Dividir casa com fumante é "como viver em Pequim", diz estudo

Manuel Ansede

Não fumantes em casas com fumo sofrem exposição às partículas em suspensão que é o triplo do limite recomendado pela OMS

O primeiro-ministro espanhol, Mariano Rajoy, declarou em uma entrevista na revista "El Fumador" em 1996, quando era ministro de Administrações Públicas, que fumava charutos mesmo nas reuniões com o ministro da Saúde da época. Quase 20 anos depois, tal declaração é inconcebível, em parte devido aos estudos sobre os fumantes passivos como o publicado na revista especializada "Tobacco Control".

Dividir a casa com um fumante é tão ruim para a saúde "quanto viver em cidades fortemente poluídas, como Pequim", segundo os autores do trabalho, da Universidade de Aberdeen (Reino Unido). Os pesquisadores compararam as concentrações de finas partículas em suspensão nas casas de fumantes e em lares livres de tabaco. Essas partículas, conhecidas como PM2,5, são formadas por metais pesados ou outros compostos derivados do cigarro ou da queima de combustíveis fósseis, seja carvão, na indústria, ou combustíveis, nos carros. Seus efeitos incluem o agravamento da asma, danos pulmonares e inclusive mortes prematuras em pessoas com problemas cardíacos.

Os cientistas, dirigidos pelo médico John Cherrie, detectaram níveis dessas partículas nas casas de fumantes que, em média, multiplicam por dez as presentes nas moradias onde ninguém fuma. Nas primeiras, as concentrações beiram os 31 microgramas por m3, em média, com picos habituais de 229, beirando os 250 observados em Pequim. Os não fumantes em lares com fumo sofrem uma exposição às PM2,5 que é o triplo dos limites recomendados pela Organização Mundial da Saúde, segundo os autores. O estudo foi realizado em 110 casas na Escócia.

Conviver a vida toda com um fumante equivale a fumar um cigarro por dia durante um ano.

"Acreditamos que os fumantes podem fazer muito para agir de maneira responsável e fumar fora de casa", opina Cherrie, que defende a conscientização. Seu estudo calcula que a quantidade de partículas finas inaladas por um não fumante na residência seria reduzida em até 86% se ninguém fumasse.

Uma pessoa que vive com fumantes durante 80 anos chegará a respirar 5,82 gramas de PM2,5 durante a sua vida. Pode parecer pouco, mas é preciso levar em conta que são partículas ínfimas e capazes de penetrar nos pulmões e inclusive na corrente sanguínea, desencadeando doenças cardiovasculares.

"É o equivalente a fumar um cigarro por dia durante um ano", segundo Cherrie.

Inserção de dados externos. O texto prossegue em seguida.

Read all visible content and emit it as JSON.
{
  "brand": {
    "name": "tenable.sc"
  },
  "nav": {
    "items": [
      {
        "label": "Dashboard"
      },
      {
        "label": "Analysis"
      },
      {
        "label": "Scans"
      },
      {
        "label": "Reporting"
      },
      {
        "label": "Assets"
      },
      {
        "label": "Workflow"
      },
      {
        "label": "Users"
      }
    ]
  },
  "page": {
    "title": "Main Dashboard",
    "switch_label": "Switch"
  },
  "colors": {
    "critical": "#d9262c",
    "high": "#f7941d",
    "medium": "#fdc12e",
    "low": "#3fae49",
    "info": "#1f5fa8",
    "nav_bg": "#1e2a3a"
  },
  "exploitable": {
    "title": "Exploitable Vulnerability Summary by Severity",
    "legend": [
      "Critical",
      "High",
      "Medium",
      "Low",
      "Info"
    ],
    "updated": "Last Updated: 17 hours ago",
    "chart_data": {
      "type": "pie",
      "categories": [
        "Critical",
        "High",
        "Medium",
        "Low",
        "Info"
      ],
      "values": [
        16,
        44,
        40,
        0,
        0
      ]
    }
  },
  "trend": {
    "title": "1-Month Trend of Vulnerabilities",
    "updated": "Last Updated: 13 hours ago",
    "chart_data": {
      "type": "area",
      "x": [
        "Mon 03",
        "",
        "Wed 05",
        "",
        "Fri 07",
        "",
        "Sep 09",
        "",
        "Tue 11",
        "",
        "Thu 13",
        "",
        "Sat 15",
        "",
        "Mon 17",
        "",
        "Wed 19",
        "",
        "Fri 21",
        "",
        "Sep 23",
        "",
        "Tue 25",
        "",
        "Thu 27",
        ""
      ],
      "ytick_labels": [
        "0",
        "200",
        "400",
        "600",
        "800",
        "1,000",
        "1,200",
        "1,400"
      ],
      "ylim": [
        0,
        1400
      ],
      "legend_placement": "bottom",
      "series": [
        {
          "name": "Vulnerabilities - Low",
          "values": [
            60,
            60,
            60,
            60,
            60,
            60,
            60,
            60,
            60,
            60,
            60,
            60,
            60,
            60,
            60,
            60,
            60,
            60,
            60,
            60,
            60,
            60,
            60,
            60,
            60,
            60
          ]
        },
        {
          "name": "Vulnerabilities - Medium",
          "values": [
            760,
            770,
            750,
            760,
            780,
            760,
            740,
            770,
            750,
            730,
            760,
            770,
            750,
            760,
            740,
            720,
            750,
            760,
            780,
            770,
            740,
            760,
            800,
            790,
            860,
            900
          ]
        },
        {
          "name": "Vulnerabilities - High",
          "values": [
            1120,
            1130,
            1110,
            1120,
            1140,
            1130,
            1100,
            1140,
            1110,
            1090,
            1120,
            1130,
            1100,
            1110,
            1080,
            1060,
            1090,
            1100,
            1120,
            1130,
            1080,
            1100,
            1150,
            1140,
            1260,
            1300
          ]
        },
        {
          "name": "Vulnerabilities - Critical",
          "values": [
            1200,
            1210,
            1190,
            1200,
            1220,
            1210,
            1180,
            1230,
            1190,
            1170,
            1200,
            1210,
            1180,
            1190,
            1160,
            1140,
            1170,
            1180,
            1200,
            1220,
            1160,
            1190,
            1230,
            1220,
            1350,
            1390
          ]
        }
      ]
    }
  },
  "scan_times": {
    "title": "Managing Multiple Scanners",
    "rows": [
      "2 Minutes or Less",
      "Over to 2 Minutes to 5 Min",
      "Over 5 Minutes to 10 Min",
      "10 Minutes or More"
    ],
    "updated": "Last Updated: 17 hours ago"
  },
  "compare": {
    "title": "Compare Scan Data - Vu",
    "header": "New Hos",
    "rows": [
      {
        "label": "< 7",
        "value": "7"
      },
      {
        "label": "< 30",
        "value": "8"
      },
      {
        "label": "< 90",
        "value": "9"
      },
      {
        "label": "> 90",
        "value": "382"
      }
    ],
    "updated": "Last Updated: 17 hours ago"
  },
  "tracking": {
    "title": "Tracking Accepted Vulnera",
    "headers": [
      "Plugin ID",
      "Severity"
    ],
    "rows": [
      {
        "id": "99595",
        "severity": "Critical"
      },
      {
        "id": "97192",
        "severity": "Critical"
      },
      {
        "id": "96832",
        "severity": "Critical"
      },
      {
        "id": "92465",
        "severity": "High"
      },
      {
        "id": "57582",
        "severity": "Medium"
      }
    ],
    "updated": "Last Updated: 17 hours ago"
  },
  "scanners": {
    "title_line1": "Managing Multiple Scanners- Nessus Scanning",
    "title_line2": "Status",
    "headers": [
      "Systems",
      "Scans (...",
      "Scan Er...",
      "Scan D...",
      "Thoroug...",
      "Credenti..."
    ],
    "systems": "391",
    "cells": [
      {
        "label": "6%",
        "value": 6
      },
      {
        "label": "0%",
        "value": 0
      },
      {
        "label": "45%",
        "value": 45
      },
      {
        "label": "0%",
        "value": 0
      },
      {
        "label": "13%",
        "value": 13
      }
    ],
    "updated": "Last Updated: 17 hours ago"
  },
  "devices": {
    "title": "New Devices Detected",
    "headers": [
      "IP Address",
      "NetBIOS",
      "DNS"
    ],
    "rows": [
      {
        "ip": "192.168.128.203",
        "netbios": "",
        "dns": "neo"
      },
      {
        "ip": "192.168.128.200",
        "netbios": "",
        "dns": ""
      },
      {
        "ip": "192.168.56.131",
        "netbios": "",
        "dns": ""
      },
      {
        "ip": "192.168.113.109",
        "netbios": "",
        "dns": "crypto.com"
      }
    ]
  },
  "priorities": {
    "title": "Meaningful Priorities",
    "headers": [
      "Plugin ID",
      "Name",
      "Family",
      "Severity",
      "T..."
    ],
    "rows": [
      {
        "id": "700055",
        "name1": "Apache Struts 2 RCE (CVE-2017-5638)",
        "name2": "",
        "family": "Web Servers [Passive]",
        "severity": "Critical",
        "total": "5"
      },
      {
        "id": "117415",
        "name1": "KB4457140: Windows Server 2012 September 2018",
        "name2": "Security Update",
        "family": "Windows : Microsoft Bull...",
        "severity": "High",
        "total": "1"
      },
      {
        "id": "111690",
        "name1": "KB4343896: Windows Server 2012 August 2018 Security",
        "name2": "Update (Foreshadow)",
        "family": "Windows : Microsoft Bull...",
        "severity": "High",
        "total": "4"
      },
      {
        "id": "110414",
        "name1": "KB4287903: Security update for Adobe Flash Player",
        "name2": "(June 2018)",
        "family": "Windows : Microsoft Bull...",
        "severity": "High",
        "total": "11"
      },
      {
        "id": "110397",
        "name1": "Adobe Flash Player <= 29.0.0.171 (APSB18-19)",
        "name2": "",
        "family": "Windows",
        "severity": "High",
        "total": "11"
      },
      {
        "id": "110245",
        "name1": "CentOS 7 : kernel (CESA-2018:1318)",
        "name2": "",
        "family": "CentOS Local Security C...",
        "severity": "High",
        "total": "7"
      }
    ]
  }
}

"As concentrações exageradamente altas nas casas indicam que temos grande margem para melhora", opina o epidemiologista Esteve Fernández, diretor da Unidade de Controle de Tabagismo do Instituto Catalão de Oncologia. Esse especialista, que não participou do estudo britânico, mediu as partículas PM2,5 em domicílios de fumantes espanhóis. Seus resultados, ainda não publicados, mostram "concentrações inclusive maiores" na Espanha que na Escócia, chegando a picos de 400 microgramas por m3, contra os dez medidos em residências sem fumo.

O epidemiologista salienta, entretanto, que a exposição passiva ao tabaco nos lares espanhóis diminuiu depois das leis antifumo de 2006 e 2011, passando de 32% para 27%.

"Isso é importante porque a hotelaria e as companhias de tabaco se opunham à proibição em bares e restaurantes porque diziam que o consumo se deslocaria para os lares, e não foi assim", salienta. "As pessoas se conscientizam. Mesmo que sejam fumantes, sua família não tem culpa."